‘Our awareness is like the air around us: we rarely notice it. It functions in all our waking moments and may even continue in sleep. Usually we are caught up in the content of our awareness, preoccupied with what we think, feel, and experience. Becoming aware of awareness itself is Receptive Awareness, very close to the idea of a witnessing consciousness. Resting in receptive awareness is an antidote to our efforts of building and defending a self: the assumption that there is “someone who is aware” falls away. Self-consciousness falls away; the distinctions between self and other, inside and outside, perceiver and perceived disappear. There is no one who is aware; there is only awareness and experience happening within awareness. We learn to hold our lives, our ideas, and ourselves lightly and rest in a spacious and compassionate sphere of awareness that knows, but is not attached.’ [Link to: Receptive Awareness]

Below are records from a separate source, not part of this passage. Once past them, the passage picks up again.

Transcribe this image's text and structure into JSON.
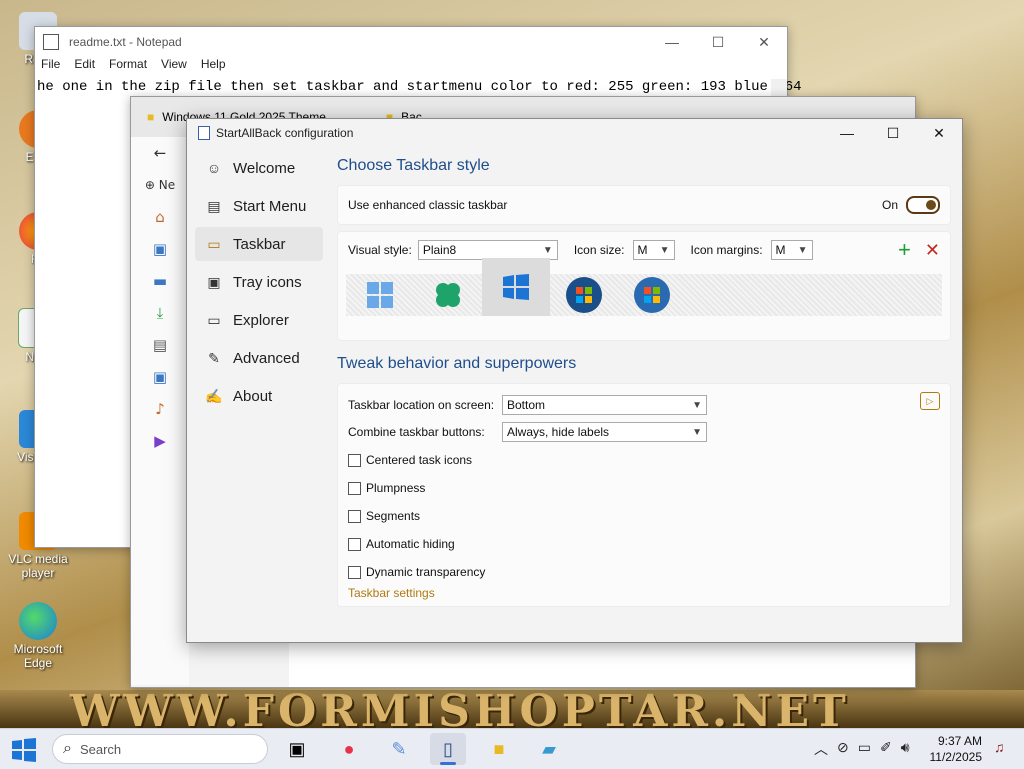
{
  "desktop": {
    "icons": [
      {
        "label": "Recy"
      },
      {
        "label": "Ever"
      },
      {
        "label": "Fir"
      },
      {
        "label": "Note"
      },
      {
        "label": "Visua C"
      },
      {
        "label": "VLC media player"
      },
      {
        "label": "Microsoft Edge"
      }
    ],
    "watermark": "WWW.FORMISHOPTAR.NET"
  },
  "notepad": {
    "title": "readme.txt - Notepad",
    "menu": [
      "File",
      "Edit",
      "Format",
      "View",
      "Help"
    ],
    "text": "he one in the zip file then set taskbar and startmenu color to red: 255 green: 193 blue: 64"
  },
  "explorer": {
    "tab1": "Windows 11 Gold 2025 Theme",
    "tab2": "Bac",
    "new_label": "Ne"
  },
  "sab": {
    "title": "StartAllBack configuration",
    "nav": [
      {
        "label": "Welcome",
        "icon": "smile-icon"
      },
      {
        "label": "Start Menu",
        "icon": "start-menu-icon"
      },
      {
        "label": "Taskbar",
        "icon": "taskbar-icon"
      },
      {
        "label": "Tray icons",
        "icon": "tray-icon"
      },
      {
        "label": "Explorer",
        "icon": "folder-icon"
      },
      {
        "label": "Advanced",
        "icon": "wrench-icon"
      },
      {
        "label": "About",
        "icon": "signature-icon"
      }
    ],
    "section1_title": "Choose Taskbar style",
    "enhanced_label": "Use enhanced classic taskbar",
    "enhanced_state": "On",
    "visual_style_label": "Visual style:",
    "visual_style_value": "Plain8",
    "icon_size_label": "Icon size:",
    "icon_size_value": "M",
    "icon_margins_label": "Icon margins:",
    "icon_margins_value": "M",
    "section2_title": "Tweak behavior and superpowers",
    "location_label": "Taskbar location on screen:",
    "location_value": "Bottom",
    "combine_label": "Combine taskbar buttons:",
    "combine_value": "Always, hide labels",
    "checkboxes": [
      {
        "label": "Centered task icons",
        "checked": false
      },
      {
        "label": "Plumpness",
        "checked": false
      },
      {
        "label": "Segments",
        "checked": false
      },
      {
        "label": "Automatic hiding",
        "checked": false
      },
      {
        "label": "Dynamic transparency",
        "checked": false
      }
    ],
    "settings_link": "Taskbar settings"
  },
  "taskbar": {
    "search_placeholder": "Search",
    "time": "9:37 AM",
    "date": "11/2/2025"
  },
  "colors": {
    "accent_green": "#1e9c3a",
    "accent_red": "#c42b1c",
    "heading_blue": "#1f4e8c",
    "link_brown": "#b07a12"
  }
}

POSTCARD #132: Delhi: Today, June 1st, 2015 is Visakha Puja – a special day in Thailand, Laos, Vietnam and Singapore. This day commemorates the birth, enlightenment (nirvāna), and death (Parinirvāna) of Buddha in the Theravada tradition. So you get all three on the same day. The events that take place on this day go all the way back to the time of the Buddha twenty-five centuries ago, monks chanting verses, there is a talk by a senior monk, listeners seated on the floor, and it fills me with awe to consider that it’s the same now as it was all those years ago; this moment here and now is actually that moment there and then. Everything about who I am, the clothes I wear, my appearance, identity, gender; all of that disappears for an instant in the huge span of time that appears to lie in between. There’s only awareness, I experience it physically, somewhere in the centre of the chest, spreading out to the shoulders. In Pali it’s called the citta, the heart.

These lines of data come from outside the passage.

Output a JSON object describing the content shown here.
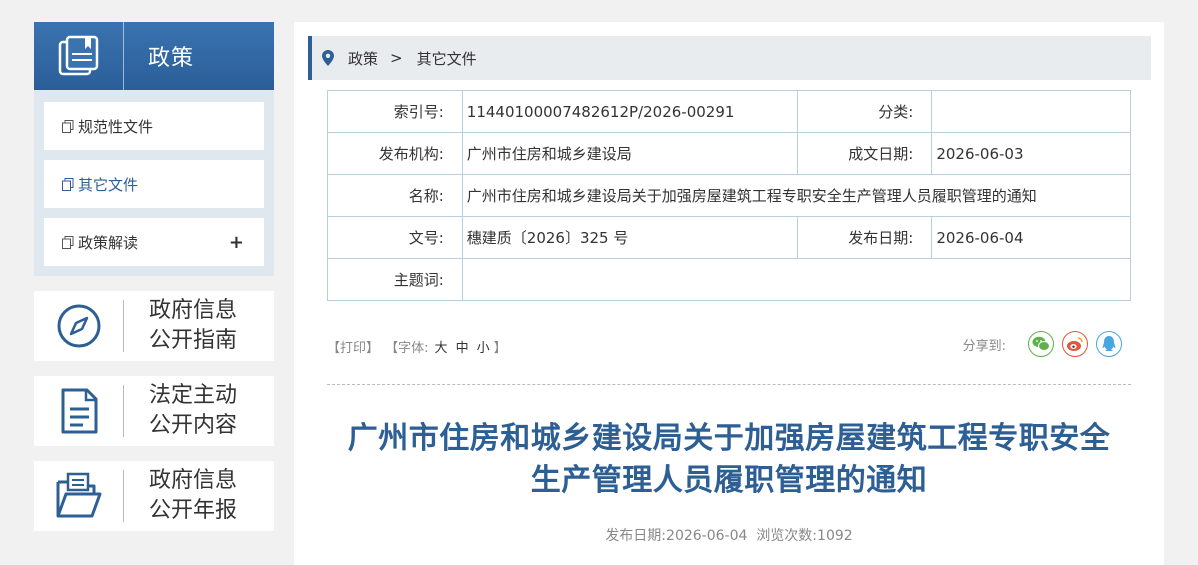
{
  "sidebar": {
    "header_title": "政策",
    "header_icon": "book-icon",
    "menu": [
      {
        "label": "规范性文件",
        "active": false
      },
      {
        "label": "其它文件",
        "active": true
      },
      {
        "label": "政策解读",
        "active": false,
        "expand": "+"
      }
    ],
    "cards": [
      {
        "line1": "政府信息",
        "line2": "公开指南",
        "icon": "compass-icon"
      },
      {
        "line1": "法定主动",
        "line2": "公开内容",
        "icon": "document-icon"
      },
      {
        "line1": "政府信息",
        "line2": "公开年报",
        "icon": "folder-icon"
      }
    ]
  },
  "breadcrumb": {
    "icon": "location-pin-icon",
    "items": [
      "政策",
      "其它文件"
    ],
    "separator": ">"
  },
  "info_table": {
    "index_label": "索引号:",
    "index_value": "11440100007482612P/2026-00291",
    "category_label": "分类:",
    "category_value": "",
    "org_label": "发布机构:",
    "org_value": "广州市住房和城乡建设局",
    "written_label": "成文日期:",
    "written_value": "2026-06-03",
    "name_label": "名称:",
    "name_value": "广州市住房和城乡建设局关于加强房屋建筑工程专职安全生产管理人员履职管理的通知",
    "docno_label": "文号:",
    "docno_value": "穗建质〔2026〕325 号",
    "pubdate_label": "发布日期:",
    "pubdate_value": "2026-06-04",
    "keyword_label": "主题词:",
    "keyword_value": ""
  },
  "tools": {
    "print": "【打印】",
    "font_open": "【字体:",
    "font_large": "大",
    "font_medium": "中",
    "font_small": "小",
    "font_close": "】"
  },
  "share": {
    "label": "分享到:",
    "items": [
      "wechat-icon",
      "weibo-icon",
      "qq-icon"
    ],
    "colors": {
      "wechat": "#5fb24a",
      "weibo": "#e2563a",
      "qq": "#4aa6e0"
    }
  },
  "article": {
    "title_line1": "广州市住房和城乡建设局关于加强房屋建筑工程专职安全",
    "title_line2": "生产管理人员履职管理的通知",
    "meta_date_label": "发布日期:",
    "meta_date": "2026-06-04",
    "meta_views_label": "浏览次数:",
    "meta_views": "1092"
  },
  "colors": {
    "brand": "#2d5f95",
    "sidebar_bg": "#dfe8ef",
    "table_border": "#b8cfe0"
  }
}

Thought and mental activity are all located in the brain area; flashing like electricity voltage sparks, but awareness is in the centre of my being. Experientially I’m conscious that awareness is prior to thought and mental activity, awareness comes before everything. It’s there all the time, even when I’m asleep. I may assume that awareness is ‘me’, ‘self’. This ‘self’ says it’s ‘my’ awareness, ‘I’ am aware. But when this ‘self’ that I believe to be me starts to look for the ‘me’ that possesses awareness, it finds that it’s the other way round: awareness has to first start looking for the ‘me’ (and the ‘me’ can’t be found).
The question then arises, ‘who am I?’ I might say, well, I have an identity given to me by my parents, and a birth certificate, driving license, passport, ID card, and all this documentation is saying this is ‘me’. I have a personality; I’m like this, I’m like that. But it’s awareness that sees all this, the feelings, emotions, moods and I find the question: ‘who am I?’ is itself focusing attention, opening the mind, thoughts flicker and disappear, sparks fly, awareness sees all this. The identity, the personality is witnessed by awareness. Awareness was there before it all; before feelings, moods – emotions are objects of perception that awareness perceives. Awareness is what I am, it’s what all sentient beings are, it’s not personal, it’s everything. No beginning, no end, awareness has always been there. Awareness is spirit. Spirit is awareness
Most of the time I live with my small self, worn like a costume in a fancy-dress party, and function with other small selves doing the same thing. Same with everybody here today, at Vesakh time seated in meditation and focused on the Buddha’s teaching. But the Buddha wouldn’t have wanted us to say anything like, “I am a ‘Buddhist’”… beliefs appear in awareness, awareness is there before beliefs, before thought, before all that. There’s an awareness of a constructed ‘self’ – necessary for getting around. There’s this awareness and an awareness of the awareness itself.